Caracas s’est transformée, vendredi, en tribune internationale. Depuis la capitale vénézuélienne, Nicolás Maduro a lancé un avertissement frontal au gouvernement américain… mais aussi directement au peuple des États-Unis. Derrière son discours, une escalade inquiétante : mouvements militaires américains dans la mer des Caraïbes, options d’intervention discutées à la Maison-Blanche et rhétorique belliqueuse qui ravive les souvenirs des opérations extérieures les plus controversées de Washington. Le président vénézuélien n’a pas mâché ses mots. « Voulez-vous une nouvelle Ghaza en Amérique du Sud ? », a-t-il lancé, dénonçant ce qu’il perçoit comme une tentative de préparer l’opinion américaine à une possible agression. Pour Maduro, la situation actuelle rappelle les scénarios les plus sombres du XXIᵉ siècle : bombardements massifs, violations du cessez-le-feu, destruction d’infrastructures civiles et approvisionnement militaire américain constant à des armées alliées. Dans son adresse aux citoyens américains, il a insisté sur un basculement notable de l’opinion aux États-Unis : « Pour la première fois, les sondages montrent que les jeunes considèrent ce qui se passe à Ghaza comme un génocide. » Une évolution profonde que le dirigeant vénézuélien cherche à transformer en pression politique interne contre toute aventure militaire en Amérique latine.
Un parallèle assumé avec les guerres de Washington
Le chef d’État a élargi son avertissement, déroulant une litanie de conflits qui ont marqué l’histoire moderne des États-Unis : Afghanistan, Vietnam, Libye… autant de noms devenus synonymes de dérives interventionnistes, d’occupations coûteuses et de conflits sans issue. « Voulez-vous recommencer tout cela ? Ou connaître un scénario encore pire que Ghaza ? » a-t-il insisté, affirmant que le Venezuela défendra sa souveraineté « par le droit international, la paix, et la mobilisation populaire ». Cette mobilisation, Maduro l’a d’ailleurs déjà enclenchée : 4,5 millions de personnes seraient intégrées dans une structure de défense civile et militaire en prévision d’un affrontement armé. Une démonstration de force interne qui vise autant à dissuader Washington qu’à resserrer les rangs à l’intérieur du pays. À la Maison-Blanche, le ton reste volontairement flou. Interrogé sur un éventuel recours à la force, Donald Trump a éludé : « Je ne peux pas vous dire cela, mais il y a des idées. » Une phrase qui entretient le suspense, pendant que la presse américaine évoque des « options militaires actualisées » présentées par des hauts responsables du Pentagone. Dans la foulée, Washington a annoncé le déploiement de navires de guerre et d’un sous-marin au large des côtes vénézuéliennes. Officiellement, il s’agit de lutter contre les cartels de la drogue — un argument déjà utilisé dans d’autres contextes pour justifier une présence militaire durable. Le secrétaire à la Défense, Pete Hegseth, est allé plus loin: l’armée américaine serait prête à « toutes les opérations », y compris une action de changement de régime.

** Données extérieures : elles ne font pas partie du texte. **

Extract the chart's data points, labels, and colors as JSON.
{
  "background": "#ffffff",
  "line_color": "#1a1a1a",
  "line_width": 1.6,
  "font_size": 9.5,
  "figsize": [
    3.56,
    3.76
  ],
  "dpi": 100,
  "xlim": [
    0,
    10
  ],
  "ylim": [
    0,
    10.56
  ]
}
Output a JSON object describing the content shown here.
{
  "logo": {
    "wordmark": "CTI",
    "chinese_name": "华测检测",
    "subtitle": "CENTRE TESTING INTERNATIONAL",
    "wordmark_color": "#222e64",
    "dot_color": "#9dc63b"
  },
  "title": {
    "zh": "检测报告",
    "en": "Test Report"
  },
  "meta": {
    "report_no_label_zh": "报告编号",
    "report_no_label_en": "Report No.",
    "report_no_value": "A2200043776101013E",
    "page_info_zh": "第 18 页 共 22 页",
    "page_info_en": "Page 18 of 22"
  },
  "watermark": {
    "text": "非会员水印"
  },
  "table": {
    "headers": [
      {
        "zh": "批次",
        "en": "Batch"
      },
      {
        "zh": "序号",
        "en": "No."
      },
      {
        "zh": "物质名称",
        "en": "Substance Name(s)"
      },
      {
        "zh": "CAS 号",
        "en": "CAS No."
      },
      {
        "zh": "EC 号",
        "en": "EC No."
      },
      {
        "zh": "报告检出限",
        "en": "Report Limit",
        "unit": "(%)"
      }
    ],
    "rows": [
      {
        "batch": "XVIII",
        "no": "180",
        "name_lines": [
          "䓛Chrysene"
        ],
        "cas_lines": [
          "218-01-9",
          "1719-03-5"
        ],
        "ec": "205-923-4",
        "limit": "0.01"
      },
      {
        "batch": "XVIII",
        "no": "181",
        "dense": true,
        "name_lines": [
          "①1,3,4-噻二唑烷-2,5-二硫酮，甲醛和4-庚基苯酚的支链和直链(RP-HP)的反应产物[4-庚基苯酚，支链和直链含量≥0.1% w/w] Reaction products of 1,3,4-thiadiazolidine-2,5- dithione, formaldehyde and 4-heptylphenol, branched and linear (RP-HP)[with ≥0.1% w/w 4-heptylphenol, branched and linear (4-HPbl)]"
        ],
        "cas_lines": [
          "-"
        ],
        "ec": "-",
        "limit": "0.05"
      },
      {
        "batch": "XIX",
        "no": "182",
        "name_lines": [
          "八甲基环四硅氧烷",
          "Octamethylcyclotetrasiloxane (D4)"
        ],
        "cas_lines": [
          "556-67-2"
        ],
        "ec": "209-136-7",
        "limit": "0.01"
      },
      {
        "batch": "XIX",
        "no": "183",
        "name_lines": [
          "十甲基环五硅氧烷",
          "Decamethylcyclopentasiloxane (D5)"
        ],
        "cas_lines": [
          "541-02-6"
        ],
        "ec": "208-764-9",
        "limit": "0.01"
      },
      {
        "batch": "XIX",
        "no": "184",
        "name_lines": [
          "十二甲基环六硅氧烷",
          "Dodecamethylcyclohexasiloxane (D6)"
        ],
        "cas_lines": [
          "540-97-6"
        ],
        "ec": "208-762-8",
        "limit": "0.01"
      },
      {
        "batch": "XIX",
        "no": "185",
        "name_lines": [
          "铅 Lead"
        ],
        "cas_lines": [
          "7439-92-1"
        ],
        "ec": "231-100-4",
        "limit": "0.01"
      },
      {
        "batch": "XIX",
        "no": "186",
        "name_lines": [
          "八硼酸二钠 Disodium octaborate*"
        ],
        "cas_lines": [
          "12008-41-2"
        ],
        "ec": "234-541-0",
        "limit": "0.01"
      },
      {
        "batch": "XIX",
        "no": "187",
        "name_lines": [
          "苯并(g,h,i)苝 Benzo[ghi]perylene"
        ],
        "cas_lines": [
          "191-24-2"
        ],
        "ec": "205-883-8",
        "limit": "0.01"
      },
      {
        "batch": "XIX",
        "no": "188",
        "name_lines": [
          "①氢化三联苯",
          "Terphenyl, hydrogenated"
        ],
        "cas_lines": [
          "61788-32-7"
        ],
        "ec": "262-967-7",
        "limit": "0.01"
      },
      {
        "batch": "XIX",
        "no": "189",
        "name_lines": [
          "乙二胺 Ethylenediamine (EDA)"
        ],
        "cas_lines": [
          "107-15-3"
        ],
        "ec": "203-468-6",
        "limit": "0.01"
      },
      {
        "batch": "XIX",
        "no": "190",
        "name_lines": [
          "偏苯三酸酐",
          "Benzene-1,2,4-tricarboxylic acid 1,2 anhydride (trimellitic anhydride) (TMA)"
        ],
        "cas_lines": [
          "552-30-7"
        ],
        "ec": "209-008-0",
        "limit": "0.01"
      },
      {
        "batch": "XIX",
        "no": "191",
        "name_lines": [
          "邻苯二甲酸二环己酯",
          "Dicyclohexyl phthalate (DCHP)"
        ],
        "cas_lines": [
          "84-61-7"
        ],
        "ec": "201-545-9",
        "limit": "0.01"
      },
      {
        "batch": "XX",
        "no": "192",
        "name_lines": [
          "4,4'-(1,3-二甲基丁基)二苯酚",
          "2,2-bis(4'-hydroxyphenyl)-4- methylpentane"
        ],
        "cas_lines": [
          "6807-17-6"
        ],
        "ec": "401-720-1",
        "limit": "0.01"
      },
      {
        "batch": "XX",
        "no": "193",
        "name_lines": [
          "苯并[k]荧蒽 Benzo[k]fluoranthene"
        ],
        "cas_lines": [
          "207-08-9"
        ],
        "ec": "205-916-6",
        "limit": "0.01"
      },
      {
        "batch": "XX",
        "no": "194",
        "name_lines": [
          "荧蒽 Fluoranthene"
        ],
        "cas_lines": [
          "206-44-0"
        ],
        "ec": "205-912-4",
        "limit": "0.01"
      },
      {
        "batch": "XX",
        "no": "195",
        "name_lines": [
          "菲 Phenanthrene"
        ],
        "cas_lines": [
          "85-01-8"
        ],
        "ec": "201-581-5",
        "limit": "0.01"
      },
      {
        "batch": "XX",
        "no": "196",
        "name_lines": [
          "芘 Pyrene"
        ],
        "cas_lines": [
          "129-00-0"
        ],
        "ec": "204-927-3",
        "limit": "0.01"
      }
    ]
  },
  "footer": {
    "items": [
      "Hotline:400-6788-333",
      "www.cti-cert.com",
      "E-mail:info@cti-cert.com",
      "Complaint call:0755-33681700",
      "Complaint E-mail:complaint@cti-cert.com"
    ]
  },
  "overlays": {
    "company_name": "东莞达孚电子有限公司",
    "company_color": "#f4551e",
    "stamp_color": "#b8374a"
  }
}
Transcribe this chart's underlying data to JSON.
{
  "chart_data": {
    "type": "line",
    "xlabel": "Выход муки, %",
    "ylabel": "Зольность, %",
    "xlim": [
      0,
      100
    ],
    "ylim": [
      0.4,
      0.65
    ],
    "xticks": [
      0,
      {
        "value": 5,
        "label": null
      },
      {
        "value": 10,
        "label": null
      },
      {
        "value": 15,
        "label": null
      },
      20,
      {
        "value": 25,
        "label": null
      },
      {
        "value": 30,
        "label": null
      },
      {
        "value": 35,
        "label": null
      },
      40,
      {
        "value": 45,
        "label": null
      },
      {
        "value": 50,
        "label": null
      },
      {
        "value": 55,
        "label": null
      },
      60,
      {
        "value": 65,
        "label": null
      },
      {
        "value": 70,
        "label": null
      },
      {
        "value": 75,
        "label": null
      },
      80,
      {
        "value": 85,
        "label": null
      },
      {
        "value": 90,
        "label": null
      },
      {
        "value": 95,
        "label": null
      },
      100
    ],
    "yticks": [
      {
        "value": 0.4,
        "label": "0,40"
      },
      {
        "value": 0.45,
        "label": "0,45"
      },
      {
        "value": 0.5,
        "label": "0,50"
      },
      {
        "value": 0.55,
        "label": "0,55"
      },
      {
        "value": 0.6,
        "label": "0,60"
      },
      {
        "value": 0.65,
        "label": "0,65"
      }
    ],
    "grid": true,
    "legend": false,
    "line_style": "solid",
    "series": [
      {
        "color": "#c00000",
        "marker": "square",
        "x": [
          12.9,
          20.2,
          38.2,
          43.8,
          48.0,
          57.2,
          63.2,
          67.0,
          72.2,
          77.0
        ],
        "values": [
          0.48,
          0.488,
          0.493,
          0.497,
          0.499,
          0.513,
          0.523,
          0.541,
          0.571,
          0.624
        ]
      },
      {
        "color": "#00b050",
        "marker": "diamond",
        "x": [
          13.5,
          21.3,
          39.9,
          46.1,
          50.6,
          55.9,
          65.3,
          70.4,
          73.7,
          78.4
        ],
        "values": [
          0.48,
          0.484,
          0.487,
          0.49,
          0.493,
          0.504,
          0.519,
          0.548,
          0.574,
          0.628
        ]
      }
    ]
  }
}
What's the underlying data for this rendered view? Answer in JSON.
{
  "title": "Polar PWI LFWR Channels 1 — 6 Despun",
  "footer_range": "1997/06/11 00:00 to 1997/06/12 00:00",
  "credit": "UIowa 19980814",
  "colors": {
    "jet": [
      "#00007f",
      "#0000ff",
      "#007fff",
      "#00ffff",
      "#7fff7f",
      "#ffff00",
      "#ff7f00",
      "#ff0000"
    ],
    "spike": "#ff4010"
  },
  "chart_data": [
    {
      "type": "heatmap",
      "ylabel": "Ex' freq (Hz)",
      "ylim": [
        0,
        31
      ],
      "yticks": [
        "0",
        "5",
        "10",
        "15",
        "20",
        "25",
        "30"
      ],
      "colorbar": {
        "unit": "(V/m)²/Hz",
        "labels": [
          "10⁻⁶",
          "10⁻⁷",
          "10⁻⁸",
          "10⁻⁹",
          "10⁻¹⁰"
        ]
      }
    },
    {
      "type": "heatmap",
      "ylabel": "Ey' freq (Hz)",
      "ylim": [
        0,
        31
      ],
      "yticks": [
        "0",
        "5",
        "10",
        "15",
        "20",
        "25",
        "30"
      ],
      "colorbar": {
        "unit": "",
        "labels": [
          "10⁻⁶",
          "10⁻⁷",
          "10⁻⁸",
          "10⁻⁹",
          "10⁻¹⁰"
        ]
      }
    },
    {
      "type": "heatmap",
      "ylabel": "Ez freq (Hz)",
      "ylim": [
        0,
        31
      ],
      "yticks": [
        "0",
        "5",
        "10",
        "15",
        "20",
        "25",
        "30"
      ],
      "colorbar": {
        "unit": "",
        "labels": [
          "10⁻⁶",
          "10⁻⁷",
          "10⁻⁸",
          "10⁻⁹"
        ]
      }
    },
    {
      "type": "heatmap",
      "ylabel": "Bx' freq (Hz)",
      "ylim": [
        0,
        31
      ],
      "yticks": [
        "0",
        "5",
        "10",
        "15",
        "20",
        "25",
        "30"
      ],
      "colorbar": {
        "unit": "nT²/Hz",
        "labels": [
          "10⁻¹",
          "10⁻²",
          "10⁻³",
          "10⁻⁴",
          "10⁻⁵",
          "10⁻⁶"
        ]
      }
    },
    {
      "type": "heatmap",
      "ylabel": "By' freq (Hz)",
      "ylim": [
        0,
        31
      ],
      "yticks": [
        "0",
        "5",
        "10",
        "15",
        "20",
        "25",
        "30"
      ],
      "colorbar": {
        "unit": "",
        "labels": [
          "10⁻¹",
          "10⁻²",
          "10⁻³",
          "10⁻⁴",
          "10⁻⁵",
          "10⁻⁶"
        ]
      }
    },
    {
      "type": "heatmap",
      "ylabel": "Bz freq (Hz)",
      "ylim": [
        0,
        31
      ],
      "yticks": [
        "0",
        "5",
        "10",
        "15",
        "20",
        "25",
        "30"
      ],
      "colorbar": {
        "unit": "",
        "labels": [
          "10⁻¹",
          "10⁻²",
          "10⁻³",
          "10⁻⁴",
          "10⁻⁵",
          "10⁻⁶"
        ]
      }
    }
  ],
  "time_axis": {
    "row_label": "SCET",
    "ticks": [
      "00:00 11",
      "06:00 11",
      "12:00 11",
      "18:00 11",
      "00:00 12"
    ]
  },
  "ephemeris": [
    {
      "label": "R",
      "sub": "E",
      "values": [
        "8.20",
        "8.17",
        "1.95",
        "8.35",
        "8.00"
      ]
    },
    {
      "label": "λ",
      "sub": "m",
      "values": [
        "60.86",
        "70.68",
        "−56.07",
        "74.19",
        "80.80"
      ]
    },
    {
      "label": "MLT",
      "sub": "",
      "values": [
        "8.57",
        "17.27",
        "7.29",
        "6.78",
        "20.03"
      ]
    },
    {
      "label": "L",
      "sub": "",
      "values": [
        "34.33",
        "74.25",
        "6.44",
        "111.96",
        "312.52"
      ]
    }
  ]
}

Une tension régionale aux répercussions globales
Cette montée en pression s’accompagne d’incidents en mer. Les frappes américaines contre des embarcations dans les Caraïbes et le Pacifique — suspectées de transporter de la drogue — ont entraîné la mort de plusieurs passagers, déclenchant un débat international sur des « exécutions extrajudiciaires ». Pour Caracas, ces opérations constituent déjà une violation de souveraineté et une mise en scène de prétextes destinés à préparer une intervention plus large. La question dépasse cependant le seul Venezuela. Maduro affirme que « c’est toute l’Amérique latine qui est visée », dénonçant une stratégie américaine d’endiguement géopolitique dans l’hémisphère sud. En liant le destin de Caracas à celui de Ghaza, il place aussi le débat sur un terrain plus sensible : celui du droit international, de la protection des populations civiles et des limites de la puissance militaire américaine.
M. S.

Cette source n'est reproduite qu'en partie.